Весной 41-го финны проводят серию переговоров с нацистской Германией, по итогам которых соглашаются стать частью плана «Барбаросса». Их задача — взять на себя советские войска севернее Ладожского озера и помочь захватить стратегически важный Ленинград.

С самого начала Великой Отечественной немецкая авиация использовала финские аэродромы как площадку для налетов на советскую территорию. В Москве об этом знали, и именно поэтому 25 июня Сталин принял решение атаковать финнов.
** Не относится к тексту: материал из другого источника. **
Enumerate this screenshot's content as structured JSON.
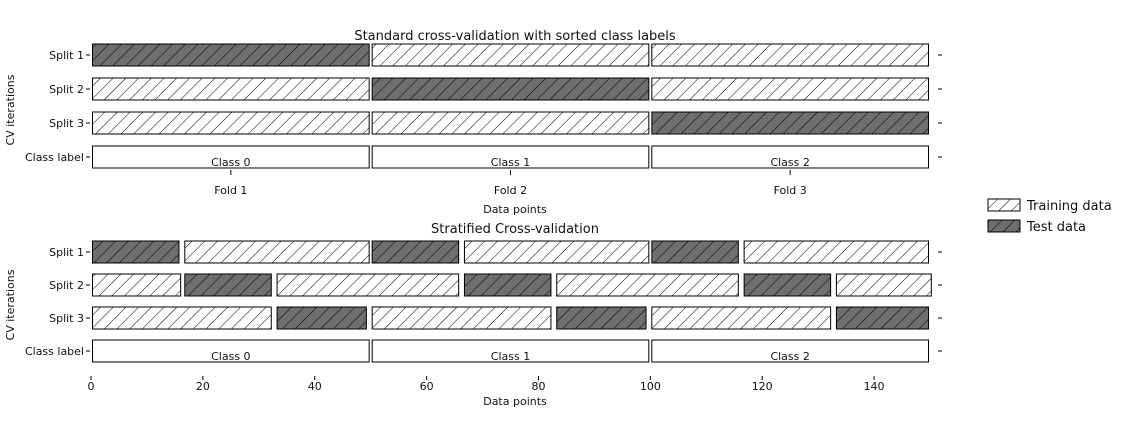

Финны на тот момент ждали подходящего момента, чтобы объяснить своему народу необходимость новой войны. И когда 25 июня советская авиация нанесла удар по финским аэродромам, где сидела авиация немецкая, финны получили повод заявить, что они находятся в состоянии войны. То есть это было не объявлением войны, а именно признанием факта, что страна уже находится в состоянии войны, потому что на нее напал большой сосед.

Финскому народу необходимость войны объясняли, напоминая результаты Зимней войны - значительные территории, отошедшие по мирному договору в пользу СССР. И финны считали, что они идут возвращать себе то, что было утрачено в ходе этой войны.

Момент для наступления финские власти выбрали дипломатически верно. Подожди СССР еще немного, финны сами бы начали атаковать - нападение было назначено на 1 июля. Но Москве не хватило терпения: решили взять на себя инициативу. Это было не совсем правильно и с военной, и с политической точки зрения - финны смогли представить себя как жертву нападения. На мой взгляд, это был серьезный промах советского руководства.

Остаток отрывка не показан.